5 tips to make sure your home is ready for winter

5 delightful home preparations to make winter weather less frightful

It’s a chilling thought, but winter is coming fast. Snow, sleet, ice and brisk winds are all on their way. You can’t avoid winter’s pending arrival, but you can prepare for it. If you haven’t already, start your preparations today because once the first few flurries fall, it will be too late.

To help you survive and thrive during the year’s coldest season, here are five things you need to do to get everything ready for winter.

* Make sure the roof is ready. When the snow starts to fall, undetected problems with your home’s roof could cause ice dams, structural damage and flooding inside the home. Prevent these disastrous outcomes by clearing debris from your gutters. It is especially important you remove leaf and plant material before it can clog your downspouts. Using a leaf blower gutter kit you can carefully clean out gutters and then inspect the roof for any damaged or missing shingles that may need to be replaced. If you don’t feel comfortable climbing on your roof, hire the services of a trained professional.

* Have the right snow blower for the job. When your driveway is covered in snow, there is no household tool more important than a dependable snow blower. If you live in the northern part of the country, the Husqvarna ST 230P is perfect for clearing snow from large driveways or paths. The ST 230P has been designed to handle snow falls up to 12 inches and its efficient two-stage system offers maximum high throwing capacity. And for homeowners that need a more compact snow blower, there’s the Husqvarna ST 111. Designed to clear hard, flat surfaces, this snow blower’s compact design makes it easy to steer, and its rubber auger protects your sidewalk or driveway beneath. Pick the model that best serves you and you’ll be ready for any winter snowstorm.

* Protect against frozen pipes. Water damage cost homeowners an average of $1,000 to $3,500 in 2015, according to Home Advisor.

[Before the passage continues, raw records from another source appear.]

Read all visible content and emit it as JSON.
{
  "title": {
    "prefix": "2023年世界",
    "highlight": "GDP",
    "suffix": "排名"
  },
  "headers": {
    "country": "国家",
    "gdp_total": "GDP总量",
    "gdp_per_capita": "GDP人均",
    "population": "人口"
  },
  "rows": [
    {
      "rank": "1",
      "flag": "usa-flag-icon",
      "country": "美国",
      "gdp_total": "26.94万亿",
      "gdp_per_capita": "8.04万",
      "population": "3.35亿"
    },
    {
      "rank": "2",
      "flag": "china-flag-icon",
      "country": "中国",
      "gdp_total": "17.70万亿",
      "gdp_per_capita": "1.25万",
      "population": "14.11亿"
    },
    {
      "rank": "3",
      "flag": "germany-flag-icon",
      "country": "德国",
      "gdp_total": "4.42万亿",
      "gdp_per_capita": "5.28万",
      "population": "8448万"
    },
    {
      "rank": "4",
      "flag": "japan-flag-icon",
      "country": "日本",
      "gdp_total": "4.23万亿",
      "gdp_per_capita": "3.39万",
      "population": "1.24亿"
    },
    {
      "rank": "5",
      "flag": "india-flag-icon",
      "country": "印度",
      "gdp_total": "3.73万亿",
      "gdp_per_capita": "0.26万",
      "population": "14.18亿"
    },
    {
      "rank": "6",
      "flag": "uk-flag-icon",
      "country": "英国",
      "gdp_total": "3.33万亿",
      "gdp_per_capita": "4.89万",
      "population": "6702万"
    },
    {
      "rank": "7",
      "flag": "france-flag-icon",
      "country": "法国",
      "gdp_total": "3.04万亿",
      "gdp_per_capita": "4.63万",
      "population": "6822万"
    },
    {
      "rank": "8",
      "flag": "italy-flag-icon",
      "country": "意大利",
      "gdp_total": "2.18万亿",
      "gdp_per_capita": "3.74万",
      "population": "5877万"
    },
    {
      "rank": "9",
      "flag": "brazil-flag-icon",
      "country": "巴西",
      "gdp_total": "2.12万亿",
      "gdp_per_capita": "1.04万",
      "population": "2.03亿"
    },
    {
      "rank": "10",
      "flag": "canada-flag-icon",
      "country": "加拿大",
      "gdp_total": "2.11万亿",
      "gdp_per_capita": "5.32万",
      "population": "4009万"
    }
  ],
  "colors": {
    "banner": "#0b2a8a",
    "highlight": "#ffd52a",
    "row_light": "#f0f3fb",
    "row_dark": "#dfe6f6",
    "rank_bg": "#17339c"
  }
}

If you’re unfortunate enough to have a ruptured pipe in your basement, you can expect the bill to be slanted toward the high end — especially if you were out of town when it happened. You can protect against frozen pipes by covering the pipes on exterior walls with a towel or blanket to keep them warm. Then, on the coldest nights, let water drip slowly from the faucet. This continual water movement will prevent the pipes from freezing.

* Have your furnace serviced. You’ll rely on your furnace throughout the season, so have it serviced before temperatures plummet. A trained technician can make sure your furnace is running properly and that your vents are clear. From there it’s up to you. Make sure to replace your furnace filter once a month and vacuum vents to encourage easy air flow.

* Get your car is ready for the season. Your home is your castle during the winter months, and you’ll need your car to be your chariot. Make sure it’s up to the task by equipping it with all-season or snow tires and having a mechanic provide a winter tune-up. Finally, in case things go poorly, you should also pack a winter survival kit in your vehicle. The kit should include bottled water, snack bars, warm blankets and clothing, an emergency cell phone, medical supplies, a small shovel and cat litter for tire traction.

The winter months include some of the best times of the year — and some of the worst weather as well. However, if you employ the tips above and spend some time focusing on preparation now, there’s no reason you and your home can’t enjoy a beautiful winter season and emerge in tip-top shape on the other side.